Menghadapi hal ini, sejak awal saya termasuk yang paling keberatan. Paling menentang. Bukan lantaran saya waktu itu sedang menjadi salah satu kandidat ketua umum PWI pusat, tetapi ketentuan yang memungkinkan ketua umum PWI boleh menjabat sampai tiga periode, apalagi lebih, bagi saya, merupakan penghianatan terhadap demokrasi pada umumnya dan di PWI pada khususnya.

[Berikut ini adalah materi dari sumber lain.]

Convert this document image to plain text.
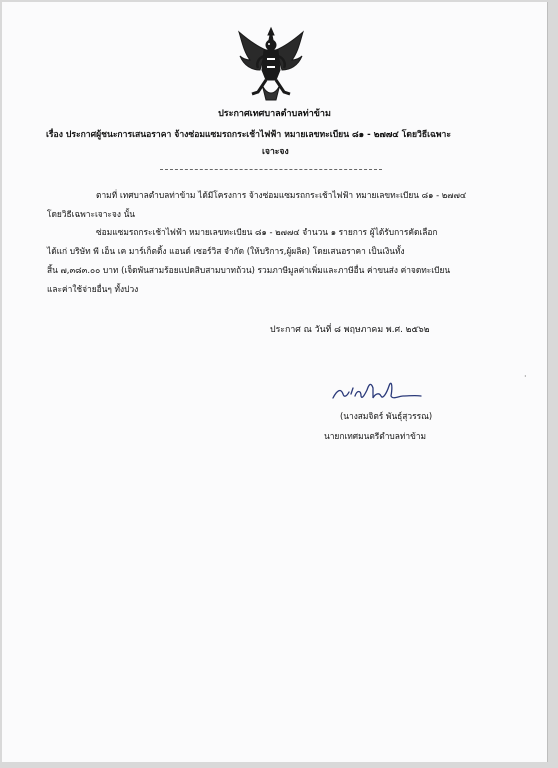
ประกาศเทศบาลตำบลท่าข้าม
เรื่อง ประกาศผู้ชนะการเสนอราคา จ้างซ่อมแซมรถกระเช้าไฟฟ้า หมายเลขทะเบียน ๘๑ - ๒๗๗๔ โดยวิธีเฉพาะ
เจาะจง
ตามที่ เทศบาลตำบลท่าข้าม ได้มีโครงการ จ้างซ่อมแซมรถกระเช้าไฟฟ้า หมายเลขทะเบียน ๘๑ - ๒๗๗๔
โดยวิธีเฉพาะเจาะจง นั้น
ซ่อมแซมรถกระเช้าไฟฟ้า หมายเลขทะเบียน ๘๑ - ๒๗๗๔ จำนวน ๑ รายการ ผู้ได้รับการคัดเลือก
ได้แก่ บริษัท พี เอ็น เค มาร์เก็ตติ้ง แอนด์ เซอร์วิส จำกัด (ให้บริการ,ผู้ผลิต) โดยเสนอราคา เป็นเงินทั้ง
สิ้น ๗,๓๘๓.๐๐ บาท (เจ็ดพันสามร้อยแปดสิบสามบาทถ้วน) รวมภาษีมูลค่าเพิ่มและภาษีอื่น ค่าขนส่ง ค่าจดทะเบียน
และค่าใช้จ่ายอื่นๆ ทั้งปวง
ประกาศ ณ วันที่ ๘ พฤษภาคม พ.ศ. ๒๕๖๒
(นางสมจิตร์ พันธุ์สุวรรณ)
นายกเทศมนตรีตำบลท่าข้าม
·
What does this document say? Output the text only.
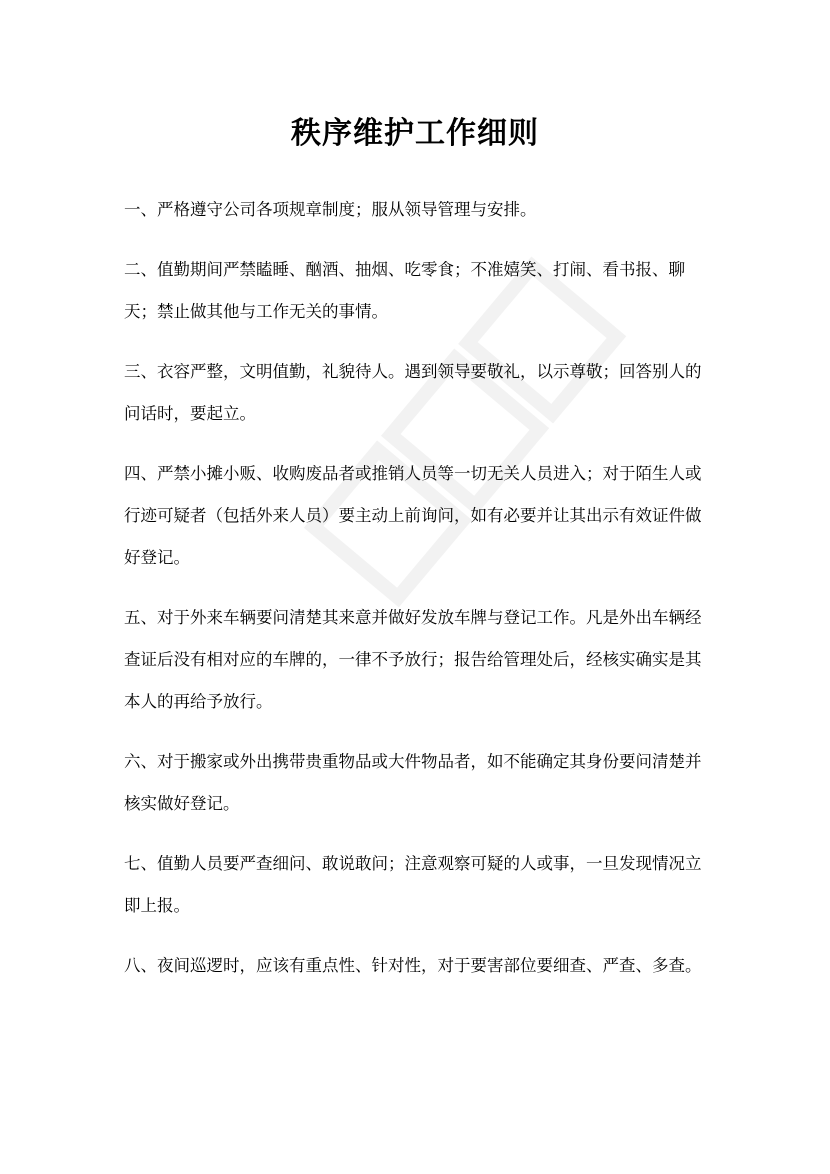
秩序维护工作细则

一、严格遵守公司各项规章制度；服从领导管理与安排。

二、值勤期间严禁瞌睡、酗酒、抽烟、吃零食；不准嬉笑、打闹、看书报、聊天；禁止做其他与工作无关的事情。

三、衣容严整，文明值勤，礼貌待人。遇到领导要敬礼，以示尊敬；回答别人的问话时，要起立。

四、严禁小摊小贩、收购废品者或推销人员等一切无关人员进入；对于陌生人或行迹可疑者（包括外来人员）要主动上前询问，如有必要并让其出示有效证件做好登记。

五、对于外来车辆要问清楚其来意并做好发放车牌与登记工作。凡是外出车辆经查证后没有相对应的车牌的，一律不予放行；报告给管理处后，经核实确实是其本人的再给予放行。

六、对于搬家或外出携带贵重物品或大件物品者，如不能确定其身份要问清楚并核实做好登记。

七、值勤人员要严查细问、敢说敢问；注意观察可疑的人或事，一旦发现情况立即上报。

八、夜间巡逻时，应该有重点性、针对性，对于要害部位要细查、严查、多查。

Seperti sebelumnya, saya kebetulan termasuk salah satu tim perumus revisi PD-PRT PWI. Dalam pembahasan Tim Perumus Revisi PD-PRT PWI, tegas saya menentang perubahan yang memungkinkan ketua umum dapat memangku jabatan lebih dari dua priode. Saya ingat anggota tim perumus dari Jawa Barat dan Jogya termasuk yang paling keras menentang revisi ini. Maka hasilnya, tak ada revisi sama sekali soal ini dalam PD-PRT PWI. Walhasil, tak mungkin lagi seorang ketua umum PWI dapat menjabat tiga priode, termasuk Tarman.
Mengetahui saya salah satu anggota yang paling ngotot tidak mengubah PD-PRT, rupanya Tarman kecewa berat kepada saya. Sejak saat itu “kemesraan” saya dengannya berakhir sudah. Lantas saya mengetahui, dimana-mana Tarman mendengungkan “ABW” untuk calon ketua umum yang baru. “ABW:” artinya Asal Bukan Wina!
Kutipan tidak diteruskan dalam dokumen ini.